De burger moet dus wel meewerken, maar als hij of zij dat niet doet, kan op dat enkele feit geen boete worden opgelegd. Brummans: Voor een invordering moet de gemeente de schending van de inlichtingenverplichting aannemelijk maken. En voor het opleggen van een boete, moet de schending worden bewezen. Als de gemeente dit kon bewijzen had ze de boete moeten opleggen voor het niet melden van haar werkzaamheden in de muziekwereld. Dat waren namelijk ‘op geld waardeerbare activiteitentijdens de bijstandsperiode.
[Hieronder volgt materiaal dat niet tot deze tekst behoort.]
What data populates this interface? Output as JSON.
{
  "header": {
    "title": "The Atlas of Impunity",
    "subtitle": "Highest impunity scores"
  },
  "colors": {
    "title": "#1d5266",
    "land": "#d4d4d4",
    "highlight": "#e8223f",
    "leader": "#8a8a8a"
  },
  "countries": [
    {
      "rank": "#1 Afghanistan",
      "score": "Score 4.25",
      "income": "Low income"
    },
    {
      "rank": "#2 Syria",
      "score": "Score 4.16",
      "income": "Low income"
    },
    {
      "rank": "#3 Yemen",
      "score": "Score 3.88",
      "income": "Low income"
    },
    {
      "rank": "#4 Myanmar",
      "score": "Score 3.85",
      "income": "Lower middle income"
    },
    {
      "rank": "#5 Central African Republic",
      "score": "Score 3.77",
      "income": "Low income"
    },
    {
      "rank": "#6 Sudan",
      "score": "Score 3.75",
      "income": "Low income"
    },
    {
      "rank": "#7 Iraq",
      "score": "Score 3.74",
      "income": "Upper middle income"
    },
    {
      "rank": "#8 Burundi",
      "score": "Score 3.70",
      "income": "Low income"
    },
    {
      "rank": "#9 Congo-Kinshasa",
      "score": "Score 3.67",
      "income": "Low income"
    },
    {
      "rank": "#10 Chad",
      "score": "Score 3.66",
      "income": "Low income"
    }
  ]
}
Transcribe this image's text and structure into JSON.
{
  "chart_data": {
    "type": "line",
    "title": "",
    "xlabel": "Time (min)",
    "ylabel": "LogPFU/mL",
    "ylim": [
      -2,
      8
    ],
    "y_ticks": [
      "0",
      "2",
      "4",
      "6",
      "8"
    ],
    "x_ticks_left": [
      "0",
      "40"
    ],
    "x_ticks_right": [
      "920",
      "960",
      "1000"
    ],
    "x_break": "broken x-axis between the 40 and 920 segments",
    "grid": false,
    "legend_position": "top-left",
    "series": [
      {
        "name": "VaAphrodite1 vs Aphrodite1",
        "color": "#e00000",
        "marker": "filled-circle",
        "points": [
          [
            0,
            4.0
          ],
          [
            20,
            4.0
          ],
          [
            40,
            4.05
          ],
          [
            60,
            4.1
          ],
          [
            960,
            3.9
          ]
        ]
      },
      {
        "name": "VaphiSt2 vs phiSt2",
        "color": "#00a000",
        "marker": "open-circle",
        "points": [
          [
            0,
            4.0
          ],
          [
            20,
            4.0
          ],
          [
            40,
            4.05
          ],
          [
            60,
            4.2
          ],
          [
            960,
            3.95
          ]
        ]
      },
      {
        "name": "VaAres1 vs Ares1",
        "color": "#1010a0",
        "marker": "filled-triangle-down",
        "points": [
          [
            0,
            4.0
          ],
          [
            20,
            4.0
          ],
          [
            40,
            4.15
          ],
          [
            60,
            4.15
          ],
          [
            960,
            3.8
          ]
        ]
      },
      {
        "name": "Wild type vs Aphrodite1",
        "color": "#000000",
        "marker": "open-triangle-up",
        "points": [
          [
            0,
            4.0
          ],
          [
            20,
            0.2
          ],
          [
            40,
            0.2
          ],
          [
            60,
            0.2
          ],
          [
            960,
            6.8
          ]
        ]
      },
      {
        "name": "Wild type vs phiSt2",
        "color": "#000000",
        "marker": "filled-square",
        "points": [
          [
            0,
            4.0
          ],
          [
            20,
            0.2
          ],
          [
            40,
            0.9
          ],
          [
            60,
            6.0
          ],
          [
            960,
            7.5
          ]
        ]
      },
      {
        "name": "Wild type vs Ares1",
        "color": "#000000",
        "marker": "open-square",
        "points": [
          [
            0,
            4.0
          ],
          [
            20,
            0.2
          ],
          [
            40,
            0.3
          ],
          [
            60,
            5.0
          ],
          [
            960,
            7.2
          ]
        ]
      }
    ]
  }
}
Nu heeft het college de schending gebaseerd op een periode na bijstandsverlening.

Reacties: 1

U moet ingelogd zijn om een reactie te kunnen plaatsen.

Hielco Wiersma
De Gemeente moet simpel bewijzen dat de gedaagde ten onrechte bijstand heeft ontvangen door het feit dat in de desbetreffende bijstandsperiode ook nog ander betaald werk werd verricht en die inkomsten voor de Gemeente zijn verzwegen.
Vervolgens kan op basis van die informatie en via een nieuwe invorderingsprocedure (dus voor de tweede keer) alsnog bijstand worden teruggevorderd.
Wél volhouden Gemeente want voor deze situatie is bijstandsverlening helemaal niet bedoeld !!!!.